People are often ignorant about the legal rules that govern the most common transactions in their lives. This article analyzes one common regulatory response to our widespread legal ignorance. A surprisingly broad range of legal rules have the ostensible purpose of inducing sophisticated parties to draft express contract language that will inform their contractual partners about the legal rules governing a particular transaction. However, this legal-information-forcing objective often remains unrealized because people routinely sign contracts without reading and understanding their terms. In theory, courts could design information-forcing rules that would be truly informative. But recognizing the potential futility of attempts to inform many contracting parties about complex legal rules, the article also explores several alternative justifications for doctrines that encourage sophisticated parties to draft express contract terms.
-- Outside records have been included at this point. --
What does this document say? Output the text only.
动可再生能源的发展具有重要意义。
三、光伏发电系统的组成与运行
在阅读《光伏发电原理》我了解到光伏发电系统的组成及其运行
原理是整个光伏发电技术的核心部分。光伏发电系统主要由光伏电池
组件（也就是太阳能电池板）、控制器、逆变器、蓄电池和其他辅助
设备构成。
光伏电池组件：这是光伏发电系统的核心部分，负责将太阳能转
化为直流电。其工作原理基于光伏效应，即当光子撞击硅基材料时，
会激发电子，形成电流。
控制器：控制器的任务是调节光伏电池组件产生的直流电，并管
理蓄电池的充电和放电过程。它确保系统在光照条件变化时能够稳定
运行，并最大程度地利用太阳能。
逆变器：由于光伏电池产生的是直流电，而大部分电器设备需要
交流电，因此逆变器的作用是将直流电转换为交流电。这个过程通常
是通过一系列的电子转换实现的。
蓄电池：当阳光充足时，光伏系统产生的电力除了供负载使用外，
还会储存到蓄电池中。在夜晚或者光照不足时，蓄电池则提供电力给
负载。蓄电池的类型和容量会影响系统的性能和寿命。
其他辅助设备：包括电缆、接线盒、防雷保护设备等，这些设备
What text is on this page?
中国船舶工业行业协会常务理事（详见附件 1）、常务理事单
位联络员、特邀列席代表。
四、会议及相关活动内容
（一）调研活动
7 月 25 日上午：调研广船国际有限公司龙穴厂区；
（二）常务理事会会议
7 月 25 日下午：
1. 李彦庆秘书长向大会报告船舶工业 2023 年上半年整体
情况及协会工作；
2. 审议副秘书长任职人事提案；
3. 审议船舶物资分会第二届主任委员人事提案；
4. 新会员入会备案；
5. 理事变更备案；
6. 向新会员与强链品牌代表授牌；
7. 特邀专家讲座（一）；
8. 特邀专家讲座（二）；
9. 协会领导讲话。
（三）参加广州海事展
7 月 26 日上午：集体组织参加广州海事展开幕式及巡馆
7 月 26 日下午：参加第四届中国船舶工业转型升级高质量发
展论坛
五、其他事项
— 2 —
Such terms could facilitate the activities of avid comparison shoppers. Comprehensive written terms also may promote ex post legal clarity and thereby reduce the costs of resolving disputes. Finally, a litany of exculpatory clauses effectively allows parties to contract out of the comparatively expensive legal system of dispute resolution in favor of a regime governed by informal social norms. The normative desirability of these rules is somewhat less clear, but my exploration of alternative justifications shows the conceptual poverty of current judicial and legislative reliance on the informative content of express contract terms.

Citation
J. H. Verkerke, Legal Ignorance and Information-Forcing Rules, 56 William & Mary Law Review, 899–960 (2015).